If you have decided to share custody of your children with your ex-spouse, you are heading into uncharted waters. While you may not agree with your former partner’s parenting style, you can likely rely on him or her to make good parenting decisions. Still, if you are looking for additional certainty, you should have a comprehensive parenting plan in place. You do not want to leave your post-divorce parenting to chance. With an effective parenting plan, you provide a framework for co-parenting your kids.
Parents typically enjoy wide latitude in negotiating and drafting parenting plans. While including visitation schedules, parental duties and dispute resolution is standard, there are some less common provisions. When drafting your agreement, it is helpful to include both common and less common provisions. After all, anything you do to reduce friction is apt to be good for your family.

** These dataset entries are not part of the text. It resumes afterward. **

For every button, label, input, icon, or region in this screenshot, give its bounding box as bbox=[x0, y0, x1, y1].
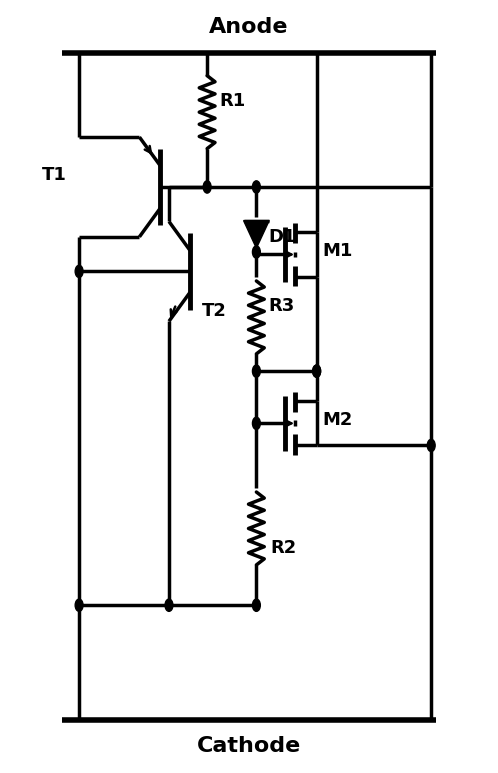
Text: D1: D1 bbox=[269, 228, 296, 246]
Circle shape bbox=[252, 599, 260, 611]
Circle shape bbox=[313, 365, 321, 377]
Circle shape bbox=[203, 181, 211, 193]
Text: Anode: Anode bbox=[209, 17, 289, 37]
Text: R1: R1 bbox=[220, 92, 246, 110]
Text: R2: R2 bbox=[270, 539, 296, 557]
Circle shape bbox=[252, 417, 260, 430]
Text: Cathode: Cathode bbox=[197, 736, 301, 756]
Text: R3: R3 bbox=[269, 297, 295, 315]
Circle shape bbox=[75, 599, 83, 611]
Polygon shape bbox=[244, 220, 269, 248]
Circle shape bbox=[252, 365, 260, 377]
Text: M2: M2 bbox=[323, 410, 353, 428]
Text: M1: M1 bbox=[323, 242, 353, 260]
Circle shape bbox=[252, 181, 260, 193]
Text: T2: T2 bbox=[202, 302, 227, 320]
Circle shape bbox=[313, 365, 321, 377]
Circle shape bbox=[252, 246, 260, 258]
Text: T1: T1 bbox=[42, 166, 67, 185]
Circle shape bbox=[75, 265, 83, 278]
Circle shape bbox=[165, 599, 173, 611]
Circle shape bbox=[427, 439, 435, 451]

Here are four provisions you may want to put into your parenting plan.
For some reason, child haircuts can often be a source of disagreement for divorced parents. Therefore, you may want to outline a procedure for both parents to follow when changing the physical appearance of the kids.

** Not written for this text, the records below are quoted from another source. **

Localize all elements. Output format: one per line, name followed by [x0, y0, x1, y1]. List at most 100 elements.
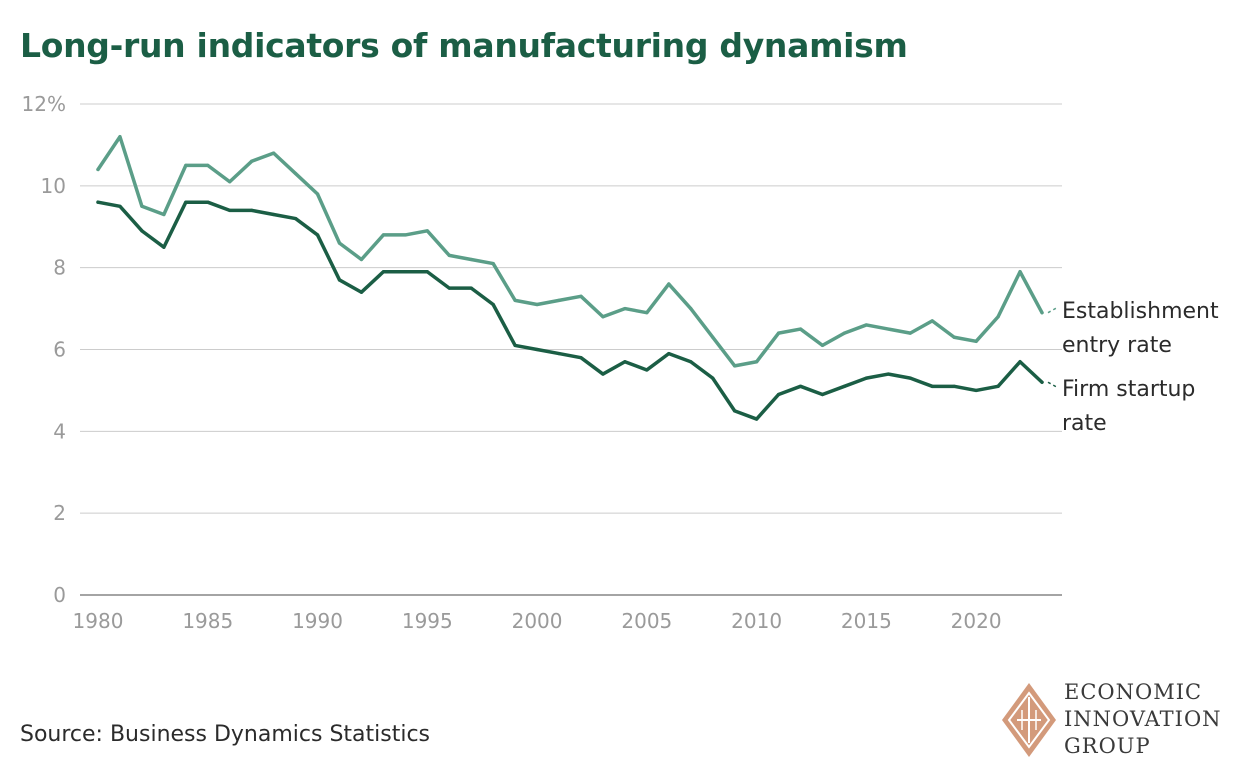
data-point: [908, 376, 912, 380]
logo-line: ECONOMIC: [1064, 680, 1203, 704]
data-point: [469, 257, 473, 262]
source-note: Source: Business Dynamics Statistics: [20, 722, 431, 747]
data-point: [689, 306, 693, 311]
data-point: [755, 417, 759, 421]
data-point: [579, 356, 583, 360]
data-point: [272, 151, 276, 155]
data-point: [206, 163, 210, 167]
x-tick-label: 2020: [951, 609, 1002, 633]
data-point: [162, 245, 166, 249]
data-point: [272, 212, 276, 217]
data-point: [798, 384, 803, 388]
data-point: [337, 241, 342, 245]
y-axis-ticks: 0 2 4 6 8 10 12%: [22, 92, 66, 607]
data-point: [579, 294, 583, 298]
logo-wordmark: ECONOMIC INNOVATION GROUP: [1064, 679, 1222, 760]
x-axis-ticks: 1980 1985 1990 1995 2000 2005 2010 2015 2020: [73, 609, 1002, 633]
data-point: [184, 163, 188, 167]
data-point: [864, 376, 868, 380]
data-point: [733, 409, 737, 413]
x-tick-label: 2010: [731, 609, 782, 633]
data-point: [228, 208, 232, 212]
data-point: [667, 351, 671, 356]
data-point: [337, 278, 342, 282]
y-tick-label: 2: [53, 501, 66, 525]
data-point: [733, 364, 737, 368]
data-point: [557, 351, 561, 356]
data-point: [711, 376, 715, 380]
data-point: [886, 372, 890, 376]
logo-line: INNOVATION: [1064, 707, 1222, 731]
data-point: [952, 384, 956, 388]
data-point: [842, 331, 847, 335]
x-tick-label: 1985: [182, 609, 233, 633]
series-line: [96, 200, 1044, 421]
x-tick-label: 2005: [621, 609, 672, 633]
data-point: [535, 347, 539, 352]
series-labels: Establishment entry rate Firm startup rate: [1047, 299, 1219, 436]
data-point: [250, 208, 254, 212]
data-point: [1018, 360, 1022, 364]
grid-lines: [80, 103, 1062, 596]
data-point: [557, 298, 561, 302]
y-tick-label: 0: [53, 583, 66, 607]
data-point: [118, 204, 122, 208]
data-point: [711, 335, 715, 339]
data-point: [974, 339, 978, 343]
data-point: [996, 384, 1000, 388]
data-point: [293, 216, 298, 221]
data-point: [952, 335, 956, 339]
data-point: [842, 384, 847, 388]
series-label: Establishment: [1062, 299, 1219, 324]
data-point: [930, 319, 934, 323]
data-point: [755, 360, 759, 364]
data-point: [206, 200, 210, 204]
data-point: [403, 270, 407, 274]
eig-logo: ECONOMIC INNOVATION GROUP: [998, 679, 1228, 761]
x-tick-label: 1995: [402, 609, 453, 633]
series-label: entry rate: [1062, 333, 1172, 358]
data-point: [601, 372, 605, 376]
logo-line: GROUP: [1064, 734, 1151, 758]
data-point: [1040, 380, 1044, 384]
data-point: [820, 392, 825, 397]
data-point: [645, 311, 649, 315]
data-point: [645, 368, 649, 372]
data-point: [403, 233, 407, 237]
data-point: [184, 200, 188, 204]
data-point: [623, 360, 627, 364]
line-chart: 0 2 4 6 8 10 12% 1980 1985 1990 1995 2000 2005 2010 2…: [22, 92, 1219, 633]
data-point: [96, 167, 100, 172]
data-point: [447, 253, 451, 257]
data-point: [601, 315, 605, 319]
data-point: [469, 286, 473, 290]
data-point: [425, 229, 429, 233]
data-point: [359, 257, 364, 262]
data-point: [250, 159, 254, 163]
data-point: [908, 331, 912, 335]
y-tick-label: 4: [53, 419, 66, 443]
x-tick-label: 1990: [292, 609, 343, 633]
data-point: [623, 306, 627, 311]
y-tick-label: 8: [53, 256, 66, 280]
data-point: [513, 343, 517, 348]
data-point: [162, 212, 166, 217]
data-point: [447, 286, 451, 290]
data-point: [996, 315, 1000, 319]
x-tick-label: 2015: [841, 609, 892, 633]
data-point: [425, 270, 429, 274]
data-point: [293, 171, 298, 176]
data-point: [359, 290, 364, 294]
data-point: [776, 392, 781, 397]
data-point: [689, 360, 693, 364]
x-tick-label: 2000: [512, 609, 563, 633]
data-point: [228, 180, 232, 184]
label-leader: [1047, 307, 1058, 314]
data-point: [820, 343, 825, 348]
x-tick-label: 1980: [73, 609, 124, 633]
data-point: [315, 233, 320, 237]
series-label: rate: [1062, 411, 1107, 436]
data-point: [491, 261, 495, 266]
y-tick-label: 6: [53, 338, 66, 362]
series-label: Firm startup: [1062, 377, 1195, 402]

Because your parent-child relationship is sacred, you do not want your ex-spouse to sabotage it. Using your parenting plan to expressly prohibit disparaging comments may be a smart choice.
Parents have the right to communicate with their children. Still, if your ex-spouse invasively texts or calls during your parenting time, you may have a problem. Therefore, you may want to add a provision to your parenting plan that proactively addresses how each co-parent may communicate with the kids.
Many children and teenagers nowadays have access to smartphones, tablets, computers and video games. Because co-parents may not see eye-to-eye on screen time, you may want to address technology usage in your parenting plan.